O Globo, n. 32022, 09/04/2021, País, p. 6

 

Celso de Mello: Bolsonaro ‘desconhece o valor da vida’

Aguirre Talento

09/04/2021

 

 

O ex-ministro do Supremo Tribunal Federal (STF) Celso de Mello enviou uma mensagem a amigos na qual fez duras críticas à atuação do presidente Jair Bolsonaro na pandemia da Covid-19, afirmando que o presidente “desconhece o valor da vida”, por impedir a decretação de um lockdown nacional. Aposentado do STF em outubro do ano passado, Celso tem se mantido afastado da vida pública desde então. Tem vivido em reclusão na sua residência em Tatuí (SP), sua cidade natal, mas fez esse desabafo a respeito do assunto.

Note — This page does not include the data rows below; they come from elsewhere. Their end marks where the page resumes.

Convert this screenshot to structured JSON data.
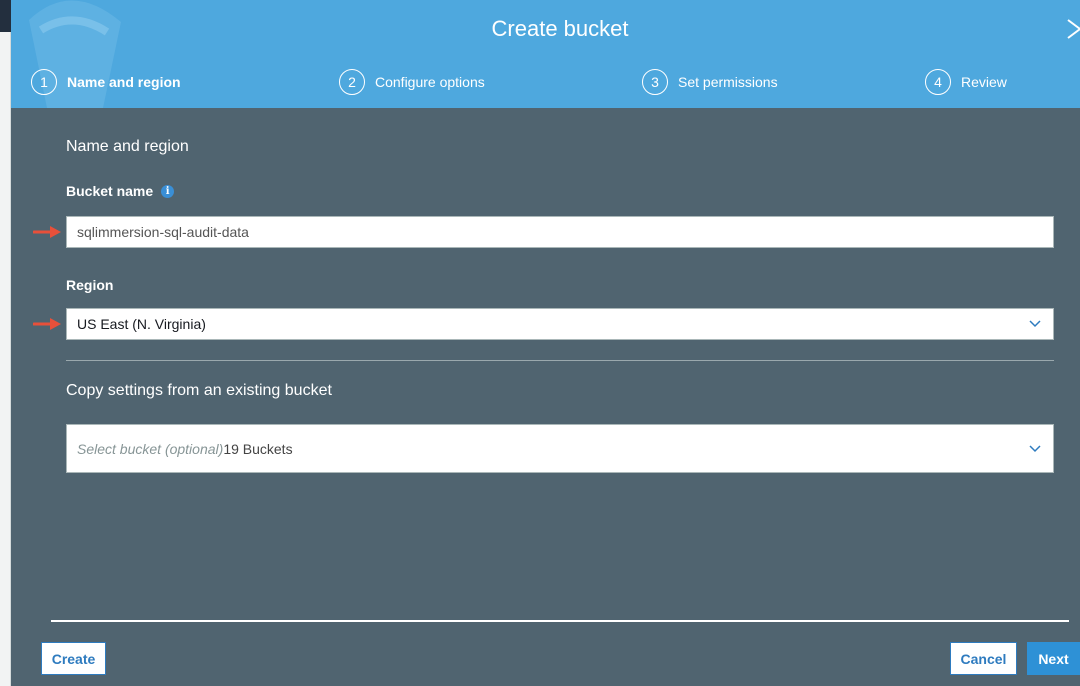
{
  "dialog": {
    "title": "Create bucket"
  },
  "steps": [
    {
      "num": "1",
      "label": "Name and region",
      "active": true
    },
    {
      "num": "2",
      "label": "Configure options",
      "active": false
    },
    {
      "num": "3",
      "label": "Set permissions",
      "active": false
    },
    {
      "num": "4",
      "label": "Review",
      "active": false
    }
  ],
  "form": {
    "section_title": "Name and region",
    "bucket_name_label": "Bucket name",
    "bucket_name_value": "sqlimmersion-sql-audit-data",
    "region_label": "Region",
    "region_value": "US East (N. Virginia)",
    "copy_settings_title": "Copy settings from an existing bucket",
    "copy_placeholder": "Select bucket (optional)",
    "copy_count": "19 Buckets"
  },
  "footer": {
    "create_label": "Create",
    "cancel_label": "Cancel",
    "next_label": "Next"
  },
  "icons": {
    "info": "info-icon",
    "close": "close-icon",
    "chevron": "chevron-down-icon",
    "arrow": "red-arrow-icon"
  },
  "colors": {
    "header": "#4ea8de",
    "body": "#506470",
    "primary_button": "#2e91d6",
    "arrow": "#e8503a"
  }
}
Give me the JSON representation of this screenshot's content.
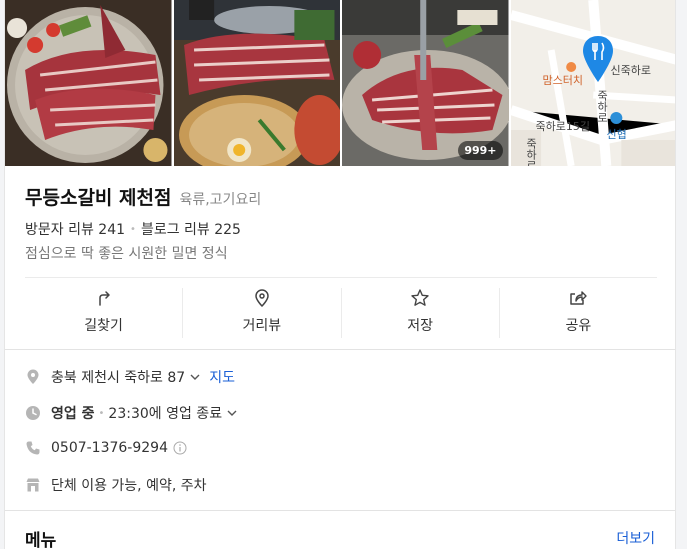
{
  "photos": {
    "count_badge": "999+"
  },
  "map": {
    "street_1": "신죽하로",
    "street_2": "죽하로",
    "street_3": "죽하로15길",
    "street_4": "죽하로11길",
    "poi_1": "맘스터치",
    "poi_2": "신협",
    "pin_color": "#1e88e5"
  },
  "place": {
    "name": "무등소갈비 제천점",
    "category": "육류,고기요리",
    "visitor_reviews": "방문자 리뷰 241",
    "blog_reviews": "블로그 리뷰 225",
    "tagline": "점심으로 딱 좋은 시원한 밀면 정식"
  },
  "actions": [
    {
      "label": "길찾기",
      "icon": "directions-icon"
    },
    {
      "label": "거리뷰",
      "icon": "streetview-icon"
    },
    {
      "label": "저장",
      "icon": "star-icon"
    },
    {
      "label": "공유",
      "icon": "share-icon"
    }
  ],
  "info": {
    "address": "충북 제천시 죽하로 87",
    "map_link": "지도",
    "status": "영업 중",
    "hours": "23:30에 영업 종료",
    "phone": "0507-1376-9294",
    "amenities": "단체 이용 가능, 예약, 주차"
  },
  "menu": {
    "title": "메뉴",
    "more": "더보기"
  },
  "colors": {
    "link": "#1a5fd6",
    "icon_gray": "#b5b5b5"
  }
}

“Hoje, em nosso País, o Presidente da República (que julga ser um monarca absolutista ou um contraditório ‘monarca presidencial’) tornou-se, com justa razão, o Sumo Sacerdote que desconhece tanto o valor e a primazia da vida quanto o seu dever ético de celebrá-la incondicionalmente!!! A sua arbitrária recusa em decretar o ‘lockdown’ nacional (como ocorreu em países de inegável avanço civilizatório) equivale a um repulsivo e horrendo ‘grito necrófilo’”, escreveu Celso de Mello. A mensagem do ex-ministro foi revelada pelo site “Conjur” e obtida pelo GLOBO.

Esse grito necrófilo, explica o ex-ministro, refere-se a um fato histórico: “o conflito entre Miguel de Unamuno, Reitor da Universidade de Salamanca no início da Guerra Civil espanhola, em 1936, e o General Millán Astray, que, seguidor falangista fiel ao autocrata Francisco Franco, ‘Caudilho de Espanha’, lançou o grito terrível ‘¡Viva la Muerte; abajo la inteligencia’!”.

O ex-ministro cita, em sua mensagem, o lockdown feito no município de Araraquara (SP),pelo prefeito Edinho Silva (PT), como exemplo bem sucedido para o Brasil de combate à pandemia e elogia o fato de a medida ter seguido recomendações científicas das principais autoridades do mundo. Após o fechamento das atividades, os casos e mortes na cidade foram reduzidos drasticamente.

“Esse gesto insensato do Presidente da República , opondo-se ao ‘lockdown’ nacional, mostra-se, de um lado, próprio de quem não possui o atributo virtuoso do ‘statesmanship’”. A expressão pode ser traduzida como sentido de Estado ou qualidade de estadista.

A vaga de Celso no Supremo foi ocupada pelo ministro Nunes Marques, indicado por Bolsonaro. Marques tem enfrentado desgastes dentro da Corte após ter determinado, em uma decisão monocrática concedida no fim de semana, a abertura de templos religiosos em meio ao recorde de casos e mortes de Covid-19.